There’s a lot to consider, financially, when you build, buy or sell a home in Australia. And one of the biggest things you’ll want to get your head across is capital gains tax. But don’t panic. Metricon Homes has pulled together an easy step-by-step guide to keep you right.

What is capital gains tax?

Australia introduced capital gains tax (CGT) in 1985. It is a fee you have to pay on the sale of any assets. That includes real estate.

Strictly speaking, it’s not a separate tax at all. It’s just lodged as another source of income during your annual tax return, in the financial year you sell your property. Depending on your personal circumstances at the time, you may or may not have to pay it.

How do I figure out how much I owe in capital gains?

Suppose you are liable to pay capital gains tax on the sale of your property. In that case, the amount you have to front up at tax time is calculated by deducting the price you paid for it when you signed the contract from the total sale price, minus any fees.

So if you bought a property for $450,000 and sold it for $500,000, the capital gains amount owing would be $50,000, minus fees related to the sale.

Those fees might include stamp duty, cost of the transfer, advertising, or professional fees, including conveyancers, brokers and accountants.

It’s also worth noting that a capital gain could push taxpayers into a higher tax bracket.

Of course, you can also record a capital loss if you sell the property for less than you bought it. But you can’t deduct a capital loss from your overall tax time income. If you make a separate capital loss, on say on shares, you might be able to capital gains owing. There are options to defer a capital loss to deduct it from any future capital gains.

Can I avoid paying capital gains tax?

The easiest way to avoid paying CGT is to live in the property.
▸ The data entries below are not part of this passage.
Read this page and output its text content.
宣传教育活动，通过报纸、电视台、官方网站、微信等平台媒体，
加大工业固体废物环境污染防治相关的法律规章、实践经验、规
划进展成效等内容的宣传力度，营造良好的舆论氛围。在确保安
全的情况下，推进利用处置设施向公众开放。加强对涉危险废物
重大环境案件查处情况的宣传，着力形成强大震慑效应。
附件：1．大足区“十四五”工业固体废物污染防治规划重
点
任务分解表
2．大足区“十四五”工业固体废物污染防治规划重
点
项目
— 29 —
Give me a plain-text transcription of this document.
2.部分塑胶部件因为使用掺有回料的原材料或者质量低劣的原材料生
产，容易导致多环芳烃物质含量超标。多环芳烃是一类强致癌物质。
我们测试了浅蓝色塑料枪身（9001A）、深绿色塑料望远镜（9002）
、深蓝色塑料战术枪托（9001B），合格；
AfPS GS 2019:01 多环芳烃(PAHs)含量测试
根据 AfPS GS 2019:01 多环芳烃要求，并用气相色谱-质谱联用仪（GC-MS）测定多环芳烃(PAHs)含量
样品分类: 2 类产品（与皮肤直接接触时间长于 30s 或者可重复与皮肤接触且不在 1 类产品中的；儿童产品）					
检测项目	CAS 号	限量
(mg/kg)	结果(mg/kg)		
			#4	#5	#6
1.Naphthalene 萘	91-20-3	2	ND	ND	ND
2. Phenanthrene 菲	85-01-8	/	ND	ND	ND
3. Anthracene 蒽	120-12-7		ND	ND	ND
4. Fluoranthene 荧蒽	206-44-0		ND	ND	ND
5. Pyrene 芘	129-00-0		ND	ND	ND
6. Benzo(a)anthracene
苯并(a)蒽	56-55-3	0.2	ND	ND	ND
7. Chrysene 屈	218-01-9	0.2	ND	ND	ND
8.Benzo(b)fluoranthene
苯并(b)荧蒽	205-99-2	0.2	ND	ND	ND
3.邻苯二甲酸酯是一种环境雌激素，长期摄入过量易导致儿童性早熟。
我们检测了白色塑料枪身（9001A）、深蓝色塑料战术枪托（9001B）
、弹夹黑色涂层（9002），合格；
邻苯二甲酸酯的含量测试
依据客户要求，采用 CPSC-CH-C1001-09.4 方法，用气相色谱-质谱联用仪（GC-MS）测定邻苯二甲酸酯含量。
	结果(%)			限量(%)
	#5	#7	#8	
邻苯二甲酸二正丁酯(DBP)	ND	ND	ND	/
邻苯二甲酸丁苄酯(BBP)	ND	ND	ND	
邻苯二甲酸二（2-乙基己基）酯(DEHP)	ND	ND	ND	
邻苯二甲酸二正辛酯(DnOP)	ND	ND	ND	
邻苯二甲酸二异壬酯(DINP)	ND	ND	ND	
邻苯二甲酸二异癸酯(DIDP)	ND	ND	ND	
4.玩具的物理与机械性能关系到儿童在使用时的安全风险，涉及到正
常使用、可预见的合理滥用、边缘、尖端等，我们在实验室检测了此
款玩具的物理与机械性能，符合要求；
If it has been your primary residence – or that of your partner or other dependants – for the whole period you’ve owned it, you will not have to pay.

Individuals and small business can generally claim a 50 per cent deduction if they have owned an asset (like a rental property) for more than a year.

It’s worth noting that if you buy and move into a new home before you can sell your existing one, there is a six-month grace period. You will, most likely, be able to claim both as your main residence during this window.

It is a crime to fraudulently claim a property is your primary residence.

Points of proof include:

  • It’s your listed address on the electoral roll
  • It’s where your mail is sent
  • Current utility bills in your name
  • Other evidence that proves you are resident there and your belongings are there

You will have to pay capital gains if:

  • You are renting it out
  • You run a home business from it
  • You flip your home

There are a few loopholes, however. There is a possible allowance if you genuinely purchased your property to live in but then had to move out for legitimate work reasons. You can’t claim any other property as your primary residence while this exemption applies.

You can’t claim an exemption on a vacant block. But if your home is destroyed in a natural disaster, then you sell the vacant land, you can apply the main residence exemption.

The same exemption applies if your home is compulsorily purchased, say to make way for a new public transport route.

If you bought the property before September 20, 1985, capital gains tax will not apply. And remember, you will only pay capital gains on a rental property in the year that you sell it. So if you build up a property portfolio, it may be a very long time before you have to worry about it. During that time, you may be able to make a lot of money.

Remember: selling property is a complicated business, and there are several methods to calculate capital gains. Metricon recommends seeking financial advice.